Toddlers who demonstrate significant speech impairments and use augmentative and alternative communication (AAC) often demonstrate concomitant expressive language impairments. These toddlers receive AAC intervention due to difficulties with speech production at the motor level, and receive language intervention due to difficulties with vocabulary development at the linguistic level. One language intervention approach with a large base of evidence supporting efficacy in young children who have language delays, but do not use AAC, is responsivity education combined with focused stimulation. Another language intervention approaches with a large base of evidence supporting efficacy in young children who use AAC is responsivity education combined with aided AAC modeling. However, the effectiveness of responsivity education and focused stimulation has not been systematically studied, nor has the approach been compared to responsivity education and focused stimulation with the addition of AAC modeling in toddlers who use AAC.

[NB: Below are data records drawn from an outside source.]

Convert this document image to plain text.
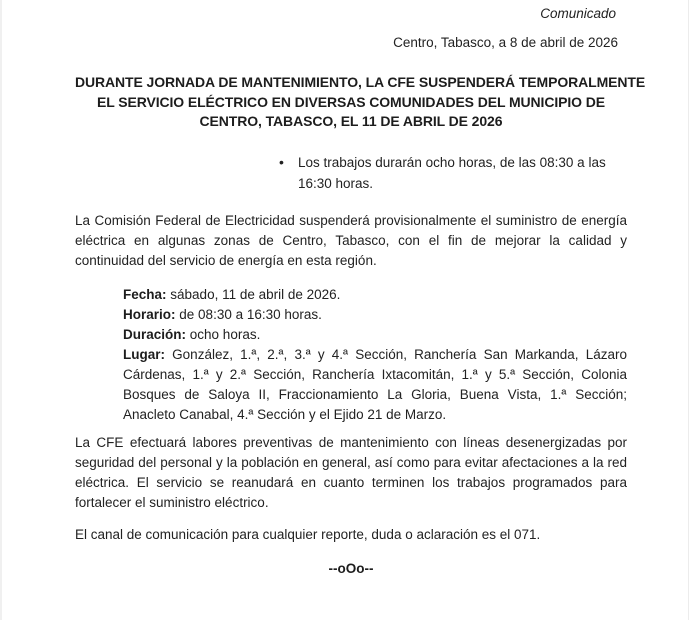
Comunicado
Centro, Tabasco, a 8 de abril de 2026
DURANTE JORNADA DE MANTENIMIENTO, LA CFE SUSPENDERÁ TEMPORALMENTE
EL SERVICIO ELÉCTRICO EN DIVERSAS COMUNIDADES DEL MUNICIPIO DE
CENTRO, TABASCO, EL 11 DE ABRIL DE 2026
•	Los trabajos durarán ocho horas, de las 08:30 a las 16:30 horas.

La Comisión Federal de Electricidad suspenderá provisionalmente el suministro de energía eléctrica en algunas zonas de Centro, Tabasco, con el fin de mejorar la calidad y continuidad del servicio de energía en esta región.

Fecha: sábado, 11 de abril de 2026.

Horario: de 08:30 a 16:30 horas.

Duración: ocho horas.

Lugar: González, 1.ª, 2.ª, 3.ª y 4.ª Sección, Ranchería San Markanda, Lázaro Cárdenas, 1.ª y 2.ª Sección, Ranchería Ixtacomitán, 1.ª y 5.ª Sección, Colonia Bosques de Saloya II, Fraccionamiento La Gloria, Buena Vista, 1.ª Sección; Anacleto Canabal, 4.ª Sección y el Ejido 21 de Marzo.

La CFE efectuará labores preventivas de mantenimiento con líneas desenergizadas por seguridad del personal y la población en general, así como para evitar afectaciones a la red eléctrica. El servicio se reanudará en cuanto terminen los trabajos programados para fortalecer el suministro eléctrico.

El canal de comunicación para cualquier reporte, duda o aclaración es el 071.

--oOo--
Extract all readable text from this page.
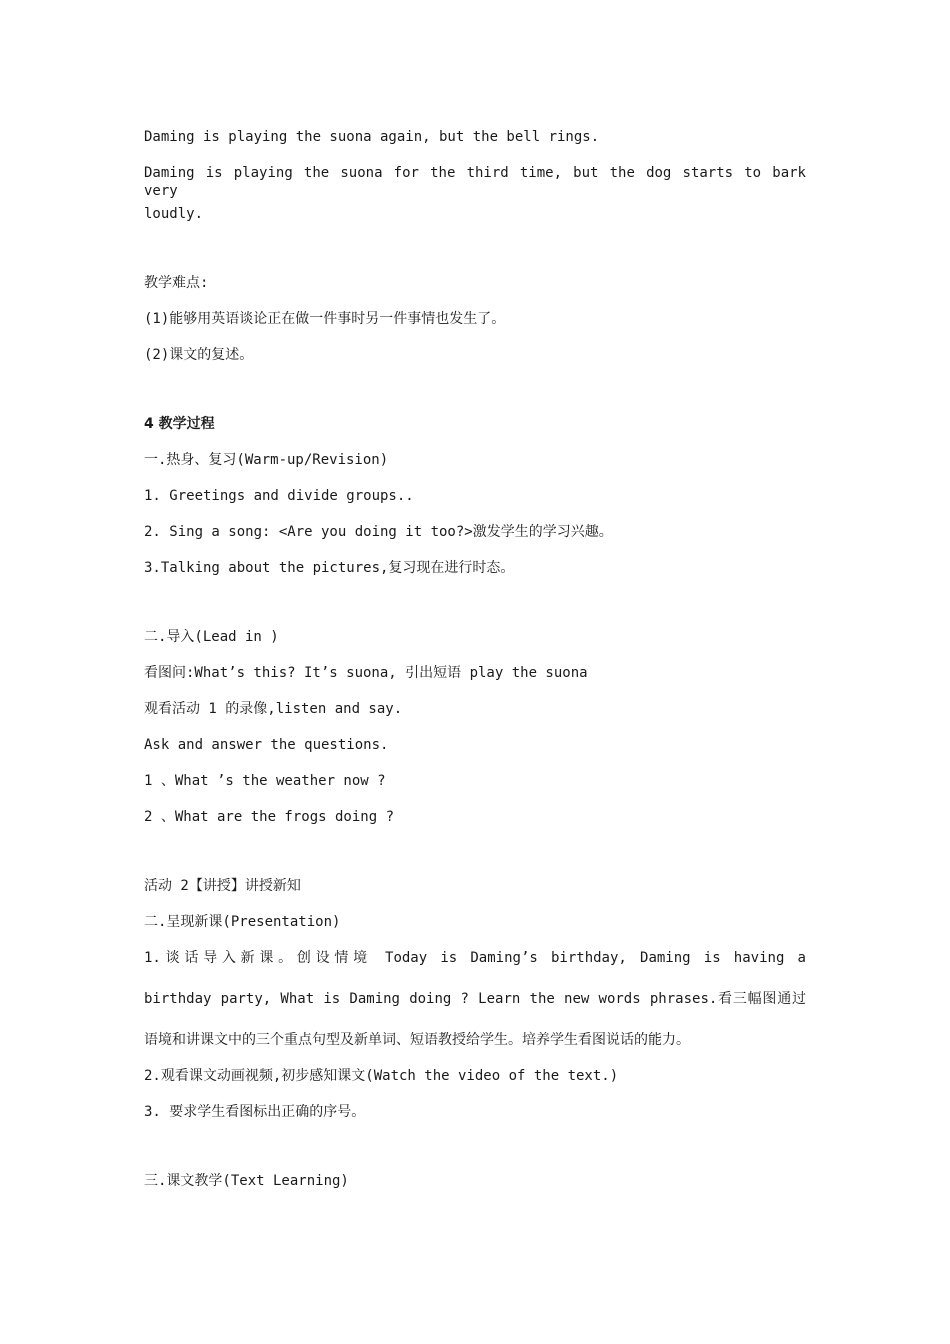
Daming is playing the suona again, but the bell rings.
Daming is playing the suona for the third time, but the dog starts to bark very
loudly.
教学难点:
(1)能够用英语谈论正在做一件事时另一件事情也发生了。
(2)课文的复述。
4 教学过程
一.热身、复习(Warm-up/Revision)
1. Greetings and divide groups..
2. Sing a song: <Are you doing it too?>激发学生的学习兴趣。
3.Talking about the pictures,复习现在进行时态。
二.导入(Lead in )
看图问:What’s this? It’s suona, 引出短语 play the suona
观看活动 1 的录像,listen and say.
Ask and answer the questions.
1 、What ’s the weather now ?
2 、What are the frogs doing ?
活动 2【讲授】讲授新知
二.呈现新课(Presentation)
1.谈话导入新课。创设情境 Today is Daming’s birthday, Daming is having a
birthday party, What is Daming doing ? Learn the new words phrases.看三幅图通过
语境和讲课文中的三个重点句型及新单词、短语教授给学生。培养学生看图说话的能力。
2.观看课文动画视频,初步感知课文(Watch the video of the text.)
3. 要求学生看图标出正确的序号。
三.课文教学(Text Learning)
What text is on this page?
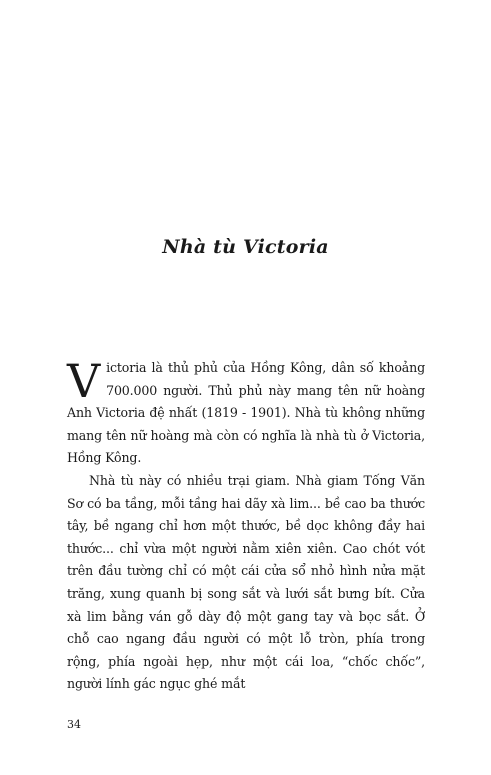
Nhà tù Victoria

Victoria là thủ phủ của Hồng Kông, dân số khoảng 700.000 người. Thủ phủ này mang tên nữ hoàng Anh Victoria đệ nhất (1819 - 1901). Nhà tù không những mang tên nữ hoàng mà còn có nghĩa là nhà tù ở Victoria, Hồng Kông.

Nhà tù này có nhiều trại giam. Nhà giam Tống Văn Sơ có ba tầng, mỗi tầng hai dãy xà lim... bề cao ba thước tây, bề ngang chỉ hơn một thước, bề dọc không đầy hai thước... chỉ vừa một người nằm xiên xiên. Cao chót vót trên đầu tường chỉ có một cái cửa sổ nhỏ hình nửa mặt trăng, xung quanh bị song sắt và lưới sắt bưng bít. Cửa xà lim bằng ván gỗ dày độ một gang tay và bọc sắt. Ở chỗ cao ngang đầu người có một lỗ tròn, phía trong rộng, phía ngoài hẹp, như một cái loa, “chốc chốc”, người lính gác ngục ghé mắt

34
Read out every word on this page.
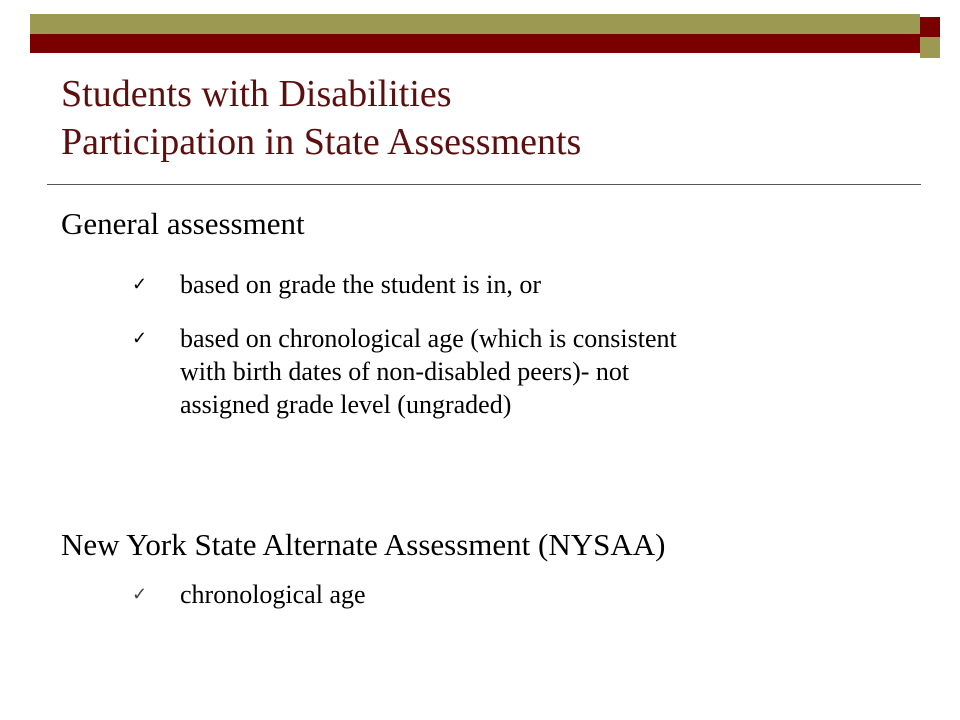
Students with Disabilities
Participation in State Assessments
General assessment
✓	based on grade the student is in, or
✓	based on chronological age (which is consistent
with birth dates of non-disabled peers)- not
assigned grade level (ungraded)
New York State Alternate Assessment (NYSAA)
✓	chronological age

A challenge of language intervention is to provide effective and efficient treatment for the expressive language impairment. To address this critical challenge with toddlers who use AAC, the current investigation compared the effectiveness and efficiency of these language intervention approaches in teaching new vocabulary production to toddlers between the ages of two and three who received AAC intervention. Specifically, the study examined the possible added value of including AAC modeling to an intervention involving responsivity education and focused stimulation. The study used an adapted alternating treatment design across participants. Four 2-year-old toddlers, who used AAC to communicate, participated in the study. One toddler used a visual grid, manual sign, and word approximations/words to communicate; one toddler used manual sign and word approximations/words to communicate; one toddler used a communication board, manual sign, and word approximations/words to communicate; and a final toddler used a flip chart and word approximations/words to communicate.

The results of the study provided preliminary evidence that the language intervention approach of responsivity education and focused stimulation was more effective for improving the vocabulary production in three of four participants in the study. The added value of including AAC modeling in the intervention resulted in more effective vocabulary production with the fourth participant. In addition, the results of the investigation provided preliminary evidence that the language intervention approach of responsivity education and focused stimulation was more efficient for improving the vocabulary production in two of the four participants in the study. The added value of AAC modeling in the intervention resulted in more efficient vocabulary production for the third participant. Neither intervention approach was efficient with the fourth participant. Possible factors affecting the results of the study, theoretical and clinical implications, limitations, and future directions for research are discussed.